Fig. 1: The working framework of this study. | npj Computational Materials

Fig. 1: The working framework of this study.

From: Artificial intelligence-driven phase stability evaluation and new dopants identification of hafnium oxide-based ferroelectric materials

Fig. 1

a 225 structural models were constructed by introducing 15 dopants and considered random arrangements of dopant atoms. Large-scale, high-throughput first-principles calculations were performed to obtain the energies of three phases for constructing the machine learning dataset. b Using Boltzmann distribution theory, we calculated the proportion of ferroelectric phases in HfO2 thin films for different dopant types and doping concentrations, converting abstract energy differences into intuitive phase fraction distribution maps. c Descriptors were formed using weighted physical features, and feature space was expanded using the SISSO method. The dataset was divided into training and validation sets for machine learning model training.

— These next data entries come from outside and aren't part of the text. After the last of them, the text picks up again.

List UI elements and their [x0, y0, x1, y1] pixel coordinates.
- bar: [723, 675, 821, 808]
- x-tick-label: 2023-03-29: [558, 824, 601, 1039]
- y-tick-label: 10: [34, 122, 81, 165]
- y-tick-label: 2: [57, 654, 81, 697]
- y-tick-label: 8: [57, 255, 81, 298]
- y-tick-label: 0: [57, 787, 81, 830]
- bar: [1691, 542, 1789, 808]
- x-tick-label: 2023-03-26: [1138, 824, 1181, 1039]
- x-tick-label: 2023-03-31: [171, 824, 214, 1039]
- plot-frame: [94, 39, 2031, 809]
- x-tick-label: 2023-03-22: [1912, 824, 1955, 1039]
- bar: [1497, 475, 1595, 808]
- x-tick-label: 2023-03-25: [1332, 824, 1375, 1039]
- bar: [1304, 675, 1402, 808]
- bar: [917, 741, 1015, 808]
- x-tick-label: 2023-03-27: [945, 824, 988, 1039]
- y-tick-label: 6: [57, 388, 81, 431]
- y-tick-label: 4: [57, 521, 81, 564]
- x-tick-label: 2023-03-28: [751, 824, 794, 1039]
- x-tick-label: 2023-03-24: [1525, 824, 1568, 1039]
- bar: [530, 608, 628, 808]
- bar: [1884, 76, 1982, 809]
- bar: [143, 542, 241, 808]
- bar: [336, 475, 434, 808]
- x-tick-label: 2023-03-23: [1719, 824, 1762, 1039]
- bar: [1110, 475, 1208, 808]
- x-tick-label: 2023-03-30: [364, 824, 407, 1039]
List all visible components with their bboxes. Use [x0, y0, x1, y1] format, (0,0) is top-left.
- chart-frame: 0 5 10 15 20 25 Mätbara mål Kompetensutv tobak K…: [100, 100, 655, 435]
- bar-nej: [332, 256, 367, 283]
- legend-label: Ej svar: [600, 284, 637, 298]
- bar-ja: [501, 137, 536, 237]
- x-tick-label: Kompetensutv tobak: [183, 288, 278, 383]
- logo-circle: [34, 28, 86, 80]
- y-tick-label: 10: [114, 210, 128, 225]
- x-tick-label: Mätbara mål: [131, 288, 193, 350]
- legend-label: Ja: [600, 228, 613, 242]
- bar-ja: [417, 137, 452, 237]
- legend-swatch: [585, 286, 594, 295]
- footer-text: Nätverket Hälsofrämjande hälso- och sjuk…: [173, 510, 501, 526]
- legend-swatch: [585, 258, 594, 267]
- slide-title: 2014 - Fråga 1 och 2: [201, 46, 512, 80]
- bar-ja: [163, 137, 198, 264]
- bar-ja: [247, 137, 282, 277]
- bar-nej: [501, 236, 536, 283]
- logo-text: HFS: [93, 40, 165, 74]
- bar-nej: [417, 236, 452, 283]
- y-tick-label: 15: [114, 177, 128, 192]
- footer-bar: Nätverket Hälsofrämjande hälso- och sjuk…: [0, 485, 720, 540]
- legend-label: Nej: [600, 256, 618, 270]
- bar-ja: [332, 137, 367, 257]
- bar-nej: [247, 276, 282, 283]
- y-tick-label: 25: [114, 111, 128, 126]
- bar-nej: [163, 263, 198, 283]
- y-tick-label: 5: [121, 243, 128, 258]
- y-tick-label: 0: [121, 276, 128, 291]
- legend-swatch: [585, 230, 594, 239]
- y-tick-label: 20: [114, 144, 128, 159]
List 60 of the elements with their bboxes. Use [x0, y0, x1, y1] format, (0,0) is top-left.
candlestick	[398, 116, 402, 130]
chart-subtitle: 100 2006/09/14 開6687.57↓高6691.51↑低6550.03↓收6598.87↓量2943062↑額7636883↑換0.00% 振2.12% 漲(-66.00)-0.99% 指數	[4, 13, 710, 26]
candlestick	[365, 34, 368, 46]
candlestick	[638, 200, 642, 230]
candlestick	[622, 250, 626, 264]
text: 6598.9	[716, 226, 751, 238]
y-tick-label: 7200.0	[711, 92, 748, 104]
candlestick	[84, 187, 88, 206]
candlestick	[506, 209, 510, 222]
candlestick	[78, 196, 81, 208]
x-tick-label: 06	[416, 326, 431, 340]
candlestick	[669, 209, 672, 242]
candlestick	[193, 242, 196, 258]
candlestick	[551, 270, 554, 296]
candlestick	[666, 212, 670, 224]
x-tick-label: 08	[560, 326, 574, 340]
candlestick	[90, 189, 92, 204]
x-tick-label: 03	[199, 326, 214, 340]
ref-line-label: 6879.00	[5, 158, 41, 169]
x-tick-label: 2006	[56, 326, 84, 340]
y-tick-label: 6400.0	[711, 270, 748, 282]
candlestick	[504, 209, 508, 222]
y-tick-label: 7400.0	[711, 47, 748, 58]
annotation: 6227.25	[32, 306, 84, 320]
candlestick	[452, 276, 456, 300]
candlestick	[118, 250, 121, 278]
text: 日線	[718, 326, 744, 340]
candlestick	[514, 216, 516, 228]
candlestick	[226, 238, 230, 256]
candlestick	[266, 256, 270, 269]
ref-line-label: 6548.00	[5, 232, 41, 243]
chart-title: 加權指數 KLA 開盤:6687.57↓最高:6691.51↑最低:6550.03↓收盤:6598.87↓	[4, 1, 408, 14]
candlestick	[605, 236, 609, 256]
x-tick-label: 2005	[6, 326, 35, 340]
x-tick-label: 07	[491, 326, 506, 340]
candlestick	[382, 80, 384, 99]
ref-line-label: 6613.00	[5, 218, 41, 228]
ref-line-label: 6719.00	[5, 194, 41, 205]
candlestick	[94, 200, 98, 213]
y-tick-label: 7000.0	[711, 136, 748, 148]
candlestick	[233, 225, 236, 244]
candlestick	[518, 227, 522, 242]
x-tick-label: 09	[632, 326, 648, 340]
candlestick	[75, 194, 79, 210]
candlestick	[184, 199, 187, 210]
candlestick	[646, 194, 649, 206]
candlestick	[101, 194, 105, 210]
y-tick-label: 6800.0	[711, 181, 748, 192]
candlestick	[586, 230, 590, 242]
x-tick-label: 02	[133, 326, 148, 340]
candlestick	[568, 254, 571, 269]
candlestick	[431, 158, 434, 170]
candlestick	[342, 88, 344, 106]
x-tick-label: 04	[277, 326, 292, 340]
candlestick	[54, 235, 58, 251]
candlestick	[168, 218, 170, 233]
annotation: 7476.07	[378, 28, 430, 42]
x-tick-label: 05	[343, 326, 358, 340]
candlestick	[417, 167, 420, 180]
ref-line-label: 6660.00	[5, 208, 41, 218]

Model optimization was achieved through cross-validation and grid search for hyperparameter tuning, enabling large-scale predictions of dopants via machine learning. d With ferroelectric phase fraction and polarization value as the target properties, and guided by the predictions of the machine learning model, HfGaO ferroelectric thin films were successfully prepared in experiments. The variation patterns of ferroelectric properties and ferroelectric phases at different gallium doping concentrations were obtained, validating the reliability of the machine learning model.